Odada Cayena yoktu, bu güzeldi. En azından birine daha rezil olmadan günü atlatabilirdim. Bence Cayena'da beni sümüklü bir şekilde görmek istemezdi. Kendimi yatağa atıp yumuşacık yorganıma sarıldım ve bir peçete alıp göz yaşlarımı sildim.


Lucas'ın canı cehennemeydi! İsterse akşama kadar beklesin o ahırda. Hem oradaki atlarla arkadaşlık ederdi. Kimsenin Lucas'ı ahırda görünce yadırgayacağını sanmıyordum.


Darius ile konuştuğumda Lucas'a üzülmüş, hatta ona yaptıklarımdan dolayı pişmanlık duymuştum. Özür dilemeyi bile düşünmüştüm ve aslında bugün gidip özür dileyecektim. Ancak şimdi bir anda tüm düşüncelerim değişmişti ve ona karşı bir nefret hissetmeye başlamıştım.

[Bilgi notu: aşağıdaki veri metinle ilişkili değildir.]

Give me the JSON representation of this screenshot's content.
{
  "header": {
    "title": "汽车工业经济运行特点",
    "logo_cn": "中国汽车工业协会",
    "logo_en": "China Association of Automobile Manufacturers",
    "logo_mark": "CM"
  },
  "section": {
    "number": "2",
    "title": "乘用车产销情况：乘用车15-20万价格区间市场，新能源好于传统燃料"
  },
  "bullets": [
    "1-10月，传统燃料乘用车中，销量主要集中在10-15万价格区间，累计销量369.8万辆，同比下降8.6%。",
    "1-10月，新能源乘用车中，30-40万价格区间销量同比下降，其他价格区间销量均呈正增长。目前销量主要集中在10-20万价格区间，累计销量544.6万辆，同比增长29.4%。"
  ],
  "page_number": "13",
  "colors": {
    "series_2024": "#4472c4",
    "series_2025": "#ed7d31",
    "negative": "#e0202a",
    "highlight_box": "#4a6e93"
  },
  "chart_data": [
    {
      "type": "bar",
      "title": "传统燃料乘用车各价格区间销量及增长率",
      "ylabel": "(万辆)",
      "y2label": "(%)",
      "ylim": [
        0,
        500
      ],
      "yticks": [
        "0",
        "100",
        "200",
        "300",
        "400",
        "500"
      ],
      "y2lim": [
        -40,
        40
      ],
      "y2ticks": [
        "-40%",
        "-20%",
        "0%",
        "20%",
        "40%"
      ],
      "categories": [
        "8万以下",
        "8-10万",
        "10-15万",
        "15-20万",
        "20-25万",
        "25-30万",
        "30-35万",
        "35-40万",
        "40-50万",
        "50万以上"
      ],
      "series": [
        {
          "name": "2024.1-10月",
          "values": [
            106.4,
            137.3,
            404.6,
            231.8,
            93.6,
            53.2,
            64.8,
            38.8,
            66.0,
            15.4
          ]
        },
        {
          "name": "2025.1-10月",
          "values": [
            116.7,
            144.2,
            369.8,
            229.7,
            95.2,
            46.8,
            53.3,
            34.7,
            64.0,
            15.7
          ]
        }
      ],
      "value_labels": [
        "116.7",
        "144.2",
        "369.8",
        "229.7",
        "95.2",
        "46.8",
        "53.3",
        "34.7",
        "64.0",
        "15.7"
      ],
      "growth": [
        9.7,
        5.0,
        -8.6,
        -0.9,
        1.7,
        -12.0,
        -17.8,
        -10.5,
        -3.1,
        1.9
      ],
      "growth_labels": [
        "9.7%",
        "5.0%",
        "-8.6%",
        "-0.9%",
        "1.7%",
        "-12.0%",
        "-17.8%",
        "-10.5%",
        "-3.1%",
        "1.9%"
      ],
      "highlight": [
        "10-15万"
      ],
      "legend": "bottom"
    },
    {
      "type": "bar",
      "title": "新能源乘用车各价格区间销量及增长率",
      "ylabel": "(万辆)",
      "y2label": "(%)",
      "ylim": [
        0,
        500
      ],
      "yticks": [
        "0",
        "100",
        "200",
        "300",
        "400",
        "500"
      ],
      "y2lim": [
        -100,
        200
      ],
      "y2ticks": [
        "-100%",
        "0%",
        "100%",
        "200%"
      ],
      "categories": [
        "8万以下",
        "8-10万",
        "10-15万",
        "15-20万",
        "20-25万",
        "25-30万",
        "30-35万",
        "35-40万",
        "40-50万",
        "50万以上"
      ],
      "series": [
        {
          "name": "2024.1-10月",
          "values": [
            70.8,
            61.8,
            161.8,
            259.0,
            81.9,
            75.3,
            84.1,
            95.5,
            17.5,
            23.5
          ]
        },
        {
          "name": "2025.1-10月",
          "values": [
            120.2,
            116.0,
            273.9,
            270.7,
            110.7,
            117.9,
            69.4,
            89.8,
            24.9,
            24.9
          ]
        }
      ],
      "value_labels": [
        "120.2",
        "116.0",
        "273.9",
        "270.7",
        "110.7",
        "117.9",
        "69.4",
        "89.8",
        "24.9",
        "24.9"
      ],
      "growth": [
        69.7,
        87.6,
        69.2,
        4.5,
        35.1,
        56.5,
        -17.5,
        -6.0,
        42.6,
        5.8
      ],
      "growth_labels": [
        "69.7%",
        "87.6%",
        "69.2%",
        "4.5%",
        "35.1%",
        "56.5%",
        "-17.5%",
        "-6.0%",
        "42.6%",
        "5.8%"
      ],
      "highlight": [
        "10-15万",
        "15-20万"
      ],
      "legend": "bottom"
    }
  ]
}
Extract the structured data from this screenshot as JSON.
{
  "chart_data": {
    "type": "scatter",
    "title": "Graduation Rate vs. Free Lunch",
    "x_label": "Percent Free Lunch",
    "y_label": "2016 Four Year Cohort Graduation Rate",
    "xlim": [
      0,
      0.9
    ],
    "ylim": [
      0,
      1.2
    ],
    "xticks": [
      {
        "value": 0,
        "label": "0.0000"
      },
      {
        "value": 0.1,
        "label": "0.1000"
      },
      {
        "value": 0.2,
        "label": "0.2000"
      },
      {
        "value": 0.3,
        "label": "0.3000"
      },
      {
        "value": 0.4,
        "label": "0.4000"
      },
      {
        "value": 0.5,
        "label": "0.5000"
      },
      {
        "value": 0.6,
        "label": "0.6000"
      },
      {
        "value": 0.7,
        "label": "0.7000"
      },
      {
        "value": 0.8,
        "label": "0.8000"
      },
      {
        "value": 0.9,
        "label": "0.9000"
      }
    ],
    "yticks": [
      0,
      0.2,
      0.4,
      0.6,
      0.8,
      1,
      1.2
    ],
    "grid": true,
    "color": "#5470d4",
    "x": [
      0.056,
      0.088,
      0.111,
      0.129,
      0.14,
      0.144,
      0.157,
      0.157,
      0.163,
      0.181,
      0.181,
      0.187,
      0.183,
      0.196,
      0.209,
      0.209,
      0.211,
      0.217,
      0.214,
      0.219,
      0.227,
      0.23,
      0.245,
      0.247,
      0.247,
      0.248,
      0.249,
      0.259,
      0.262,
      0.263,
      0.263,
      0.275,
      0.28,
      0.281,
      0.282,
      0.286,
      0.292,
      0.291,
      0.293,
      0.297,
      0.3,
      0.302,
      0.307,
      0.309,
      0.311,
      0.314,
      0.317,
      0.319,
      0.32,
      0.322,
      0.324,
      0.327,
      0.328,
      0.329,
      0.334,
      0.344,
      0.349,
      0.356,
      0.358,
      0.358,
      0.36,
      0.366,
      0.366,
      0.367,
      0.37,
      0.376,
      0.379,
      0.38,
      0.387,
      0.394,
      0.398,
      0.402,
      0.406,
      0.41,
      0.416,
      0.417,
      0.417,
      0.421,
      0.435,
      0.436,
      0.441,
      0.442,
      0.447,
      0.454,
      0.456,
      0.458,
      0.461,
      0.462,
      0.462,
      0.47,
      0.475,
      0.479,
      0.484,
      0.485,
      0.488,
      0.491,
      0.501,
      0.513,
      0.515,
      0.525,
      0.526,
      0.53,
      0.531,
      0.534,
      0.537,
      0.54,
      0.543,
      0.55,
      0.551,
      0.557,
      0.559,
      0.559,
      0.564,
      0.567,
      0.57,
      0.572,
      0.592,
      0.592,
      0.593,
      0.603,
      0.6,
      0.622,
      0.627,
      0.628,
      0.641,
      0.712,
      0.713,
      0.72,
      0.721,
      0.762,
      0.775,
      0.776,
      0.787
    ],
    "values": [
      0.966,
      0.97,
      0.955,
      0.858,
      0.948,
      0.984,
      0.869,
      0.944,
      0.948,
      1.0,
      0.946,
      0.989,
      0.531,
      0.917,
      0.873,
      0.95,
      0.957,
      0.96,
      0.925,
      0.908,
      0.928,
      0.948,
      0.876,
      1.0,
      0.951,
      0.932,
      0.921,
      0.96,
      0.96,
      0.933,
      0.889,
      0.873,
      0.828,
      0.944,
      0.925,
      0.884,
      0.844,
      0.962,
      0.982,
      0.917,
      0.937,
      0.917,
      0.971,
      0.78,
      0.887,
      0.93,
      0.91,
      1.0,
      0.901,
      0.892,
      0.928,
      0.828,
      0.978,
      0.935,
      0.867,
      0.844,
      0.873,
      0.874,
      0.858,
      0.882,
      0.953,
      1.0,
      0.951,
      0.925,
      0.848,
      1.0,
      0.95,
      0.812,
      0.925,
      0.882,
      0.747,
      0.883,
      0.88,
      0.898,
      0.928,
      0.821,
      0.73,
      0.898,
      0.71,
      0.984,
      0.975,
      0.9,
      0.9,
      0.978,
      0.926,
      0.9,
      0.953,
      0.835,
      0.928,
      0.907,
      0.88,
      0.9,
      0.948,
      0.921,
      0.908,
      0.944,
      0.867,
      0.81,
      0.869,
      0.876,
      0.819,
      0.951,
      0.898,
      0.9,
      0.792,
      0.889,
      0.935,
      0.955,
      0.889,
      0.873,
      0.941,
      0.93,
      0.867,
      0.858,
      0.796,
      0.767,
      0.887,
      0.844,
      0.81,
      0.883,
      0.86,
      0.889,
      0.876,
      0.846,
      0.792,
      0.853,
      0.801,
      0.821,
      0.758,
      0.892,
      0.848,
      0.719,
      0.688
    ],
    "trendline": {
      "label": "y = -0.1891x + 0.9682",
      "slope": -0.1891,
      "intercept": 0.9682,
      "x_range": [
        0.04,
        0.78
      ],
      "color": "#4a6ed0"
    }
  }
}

Beni askerlerle zorla getirtince eline ne geçiyordu ki? Davranışları çocukçaydı. Saçmaydı. Dengesizdi. Ve dahası bunlardan pişmanlık duyuyor gibi görünmüyordu. Biz özrü bile hakkettiğini düşünmüyordum.


Narsist bir manyaktı.


Yatağımdan hemen kalkıp üzerime rahat bir şeyler giydim ve saçlarımı at kuyruğu şeklinde topladım.


Gidip o şerefsizi tokatlamazsam içimde kalacaktı.


Sonra durdum. 


Onu tokatlarsam beni öldürür müydü ki?


Neyse ne, dedim içimden. Korkunun ecele faydası yoktu!


Sonra yine duraksadım. 


Burada durup ne saçmalıyordum ben?


İyice kafayı sıyırmış olmalıydım. Sakinleşmek için birkaç derin nefes aldım. Tam kapıdan çıkacakken aynayla karşılaştım. Şişmiş gözlerim, ağlamaktan ıslanmış kirpiklerim ve utançtan kızarmış yanaklarım. Bu görüntü hoşuma gitmemişti. At kuyruğu şeklinde topladığım kahverengi saçlarımı açtım ve kimsenin görmemesi için yüzümü iki yandan koruyacak bir perde gibi kullandım.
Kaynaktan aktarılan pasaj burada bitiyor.